ANTHR 206 LECTURE 22

Explanation PT 2

Overview: Neo-Darwinian Evolutionary Archaeology

  • Concepts Covered:

    • Justification for the study of archaeology from an evolutionary perspective.

    • Important distinctions relevant to the discussion of archaeological practices:

      • Essentialism vs. Materialism

      • The classification of archaeology as a confused science.

    • Impact of Darwinian thinking on evolutionary research.

    • Tensions between progressivism and Darwinism.


Justification for Evolutionary Perspective

  • Why Evolution Matters:

    • Humans as life forms subjected to evolutionary forces.

    • Behaviour: the pacemaker of evolution, influencing phenotypic traits.

    • Human behaviour variability and transmissibility through generations.

    • Technology emerges as a product of human behaviour, deemed part of human phenotype.


Important Distinctions in Perspective

  • Kinds of Reality:

    • Non-organic world vs. Organic world.

    • Differences in sciences: Non-living vs. Living systems.

    • Theoretical approaches in thinking: Typological vs. Population thinking.

  • Views of Reality:

    • Essentialism: Focus on types being real and empirical.

    • Materialism: Emphasizes the importance of individual variation and historical contexts.

    • The impact of placing science within the wrong worldview undermines proper understanding.


Views of Reality: Essentialism vs. Materialism

  • Essentialist Perspective:

    • Types are real, individual variations seen as noise.

    • Change is driven by prime-movers and is deemed transformative.

    • Time and space considered static dimensions.

  • Materialist Perspective:

    • Variation is crucial; prime-movers represent sources of variation.

    • Change viewed as cumulative; acknowledges the dynamic nature of time and space.

    • Emphasis on explanations arising from historical contingencies.


Confusion in Archaeology as a Science

  • Causative Associations:

    • Influences from geology (essentialist) in Europe, ethnography (both essentialist and progressivist) in North America.

    • Ongoing methodology reliance on essentialist and a-historical sciences like physics and chemistry.

    • The necessity for archaeology to develop its theoretical framework focused on living systems.


Continued Confusion in Archaeology

  • Focus Areas Lacking Balance:

    • Excessive emphasis on proximate rather than ultimate causes (e.g., "how" vs. "why").

    • Predominance of typological focus at the expense of individual variation.

    • Misguided inquiries rooted in the notion of human exceptionalism.


Evolutionary Research Fundamentals

  • Key Concepts:

    • Evolution defined as the differential persistence of variation over time (biologically or behaviorally).

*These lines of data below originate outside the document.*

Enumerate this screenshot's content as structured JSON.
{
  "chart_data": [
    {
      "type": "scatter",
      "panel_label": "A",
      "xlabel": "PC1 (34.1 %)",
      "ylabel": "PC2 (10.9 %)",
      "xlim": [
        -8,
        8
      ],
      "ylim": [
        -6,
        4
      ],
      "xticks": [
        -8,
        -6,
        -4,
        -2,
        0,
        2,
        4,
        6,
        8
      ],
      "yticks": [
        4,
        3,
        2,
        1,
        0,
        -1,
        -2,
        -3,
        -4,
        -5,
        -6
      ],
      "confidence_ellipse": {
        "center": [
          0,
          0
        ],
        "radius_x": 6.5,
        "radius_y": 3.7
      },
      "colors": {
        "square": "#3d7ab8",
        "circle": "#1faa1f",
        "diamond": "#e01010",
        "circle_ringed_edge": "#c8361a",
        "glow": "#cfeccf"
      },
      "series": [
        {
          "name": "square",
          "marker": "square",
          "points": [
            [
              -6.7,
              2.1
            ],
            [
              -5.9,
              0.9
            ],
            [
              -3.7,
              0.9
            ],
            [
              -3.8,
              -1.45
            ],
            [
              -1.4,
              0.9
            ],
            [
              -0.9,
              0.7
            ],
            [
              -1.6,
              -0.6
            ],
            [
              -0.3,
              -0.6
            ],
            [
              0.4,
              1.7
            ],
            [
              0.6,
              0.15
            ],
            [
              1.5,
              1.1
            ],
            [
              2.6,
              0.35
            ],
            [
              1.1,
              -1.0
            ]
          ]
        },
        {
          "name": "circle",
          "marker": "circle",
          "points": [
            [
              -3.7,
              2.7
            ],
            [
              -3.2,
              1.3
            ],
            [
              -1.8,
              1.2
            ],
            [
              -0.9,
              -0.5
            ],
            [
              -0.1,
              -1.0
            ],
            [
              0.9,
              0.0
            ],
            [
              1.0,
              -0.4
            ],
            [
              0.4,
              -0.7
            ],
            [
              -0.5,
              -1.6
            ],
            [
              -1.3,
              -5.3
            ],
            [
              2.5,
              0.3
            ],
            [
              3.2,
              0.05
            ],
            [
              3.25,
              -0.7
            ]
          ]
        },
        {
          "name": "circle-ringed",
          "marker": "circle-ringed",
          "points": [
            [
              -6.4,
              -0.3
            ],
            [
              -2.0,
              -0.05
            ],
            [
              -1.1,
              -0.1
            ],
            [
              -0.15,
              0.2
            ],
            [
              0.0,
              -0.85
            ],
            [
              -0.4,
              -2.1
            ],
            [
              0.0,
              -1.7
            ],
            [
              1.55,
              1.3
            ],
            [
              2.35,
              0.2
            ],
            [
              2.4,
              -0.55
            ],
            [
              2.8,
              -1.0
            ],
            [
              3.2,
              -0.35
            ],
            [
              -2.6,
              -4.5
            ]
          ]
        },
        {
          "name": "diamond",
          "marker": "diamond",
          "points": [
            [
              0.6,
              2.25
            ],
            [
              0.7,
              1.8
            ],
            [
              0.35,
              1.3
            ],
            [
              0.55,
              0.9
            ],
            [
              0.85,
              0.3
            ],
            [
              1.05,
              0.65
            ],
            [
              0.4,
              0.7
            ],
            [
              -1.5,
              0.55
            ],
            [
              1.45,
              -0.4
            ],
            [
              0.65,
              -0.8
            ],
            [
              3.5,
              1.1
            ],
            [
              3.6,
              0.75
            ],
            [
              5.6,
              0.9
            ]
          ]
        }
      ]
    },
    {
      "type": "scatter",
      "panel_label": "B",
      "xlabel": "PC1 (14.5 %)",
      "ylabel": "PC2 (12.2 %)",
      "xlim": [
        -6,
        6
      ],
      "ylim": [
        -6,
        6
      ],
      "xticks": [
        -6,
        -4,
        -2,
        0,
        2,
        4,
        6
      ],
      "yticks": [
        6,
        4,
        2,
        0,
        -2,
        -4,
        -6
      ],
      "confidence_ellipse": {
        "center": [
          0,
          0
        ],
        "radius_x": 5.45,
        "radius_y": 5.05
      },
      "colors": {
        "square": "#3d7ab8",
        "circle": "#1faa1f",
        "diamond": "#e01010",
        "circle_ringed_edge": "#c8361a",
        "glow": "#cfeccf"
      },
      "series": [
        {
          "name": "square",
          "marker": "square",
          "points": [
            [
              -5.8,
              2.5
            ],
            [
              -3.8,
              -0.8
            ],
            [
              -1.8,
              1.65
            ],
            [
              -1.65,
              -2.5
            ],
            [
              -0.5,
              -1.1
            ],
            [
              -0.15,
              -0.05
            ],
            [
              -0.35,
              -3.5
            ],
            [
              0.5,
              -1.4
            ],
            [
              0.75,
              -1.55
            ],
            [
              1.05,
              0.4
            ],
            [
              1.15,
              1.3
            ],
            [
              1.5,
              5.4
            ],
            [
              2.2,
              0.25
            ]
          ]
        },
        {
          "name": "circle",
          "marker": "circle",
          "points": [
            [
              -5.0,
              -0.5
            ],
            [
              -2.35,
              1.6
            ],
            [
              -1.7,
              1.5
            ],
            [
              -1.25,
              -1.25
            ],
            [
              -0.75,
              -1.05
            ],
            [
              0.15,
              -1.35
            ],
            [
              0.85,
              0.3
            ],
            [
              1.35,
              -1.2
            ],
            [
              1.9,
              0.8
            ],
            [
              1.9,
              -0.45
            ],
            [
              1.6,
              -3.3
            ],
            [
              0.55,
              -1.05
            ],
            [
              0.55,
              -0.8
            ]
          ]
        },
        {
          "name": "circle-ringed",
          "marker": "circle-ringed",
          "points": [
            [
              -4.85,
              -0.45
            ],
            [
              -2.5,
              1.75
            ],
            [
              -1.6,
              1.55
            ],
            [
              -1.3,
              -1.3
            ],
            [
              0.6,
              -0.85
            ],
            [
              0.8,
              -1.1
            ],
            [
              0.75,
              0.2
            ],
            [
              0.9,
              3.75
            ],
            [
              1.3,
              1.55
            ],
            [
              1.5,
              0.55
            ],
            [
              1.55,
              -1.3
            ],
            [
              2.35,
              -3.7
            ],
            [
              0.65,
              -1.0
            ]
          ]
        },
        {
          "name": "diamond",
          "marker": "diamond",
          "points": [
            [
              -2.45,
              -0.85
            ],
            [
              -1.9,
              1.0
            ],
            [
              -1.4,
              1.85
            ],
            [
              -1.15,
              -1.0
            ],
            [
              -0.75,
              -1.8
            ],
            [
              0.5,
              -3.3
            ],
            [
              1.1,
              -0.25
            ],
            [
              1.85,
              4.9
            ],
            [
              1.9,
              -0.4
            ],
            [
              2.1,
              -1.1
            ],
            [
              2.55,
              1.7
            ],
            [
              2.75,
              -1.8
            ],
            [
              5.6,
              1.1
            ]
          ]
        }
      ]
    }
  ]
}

    • Mechanisms of Evolution:

      • Variation generation

      • Variation transmission

      • Variation selection

  • Research Process:

    • Two-step approach: Document variation followed by crafting evolutionary explanations.

    • Speciation identified as a gradual aspect of evolutionary change rather than a transformative event.


Principles of Evolutionary Explanation

  • Cumulative Nature of Change:

    • Individual actions as the locus of behavioural change; individuals are the targets of evolutionary mechanisms.

    • Populations as units that evolve, with time and space recognized as dynamic factors.

    • Historical contingencies underscore cumulative changes; movement away from vitalistic or teleological explanations.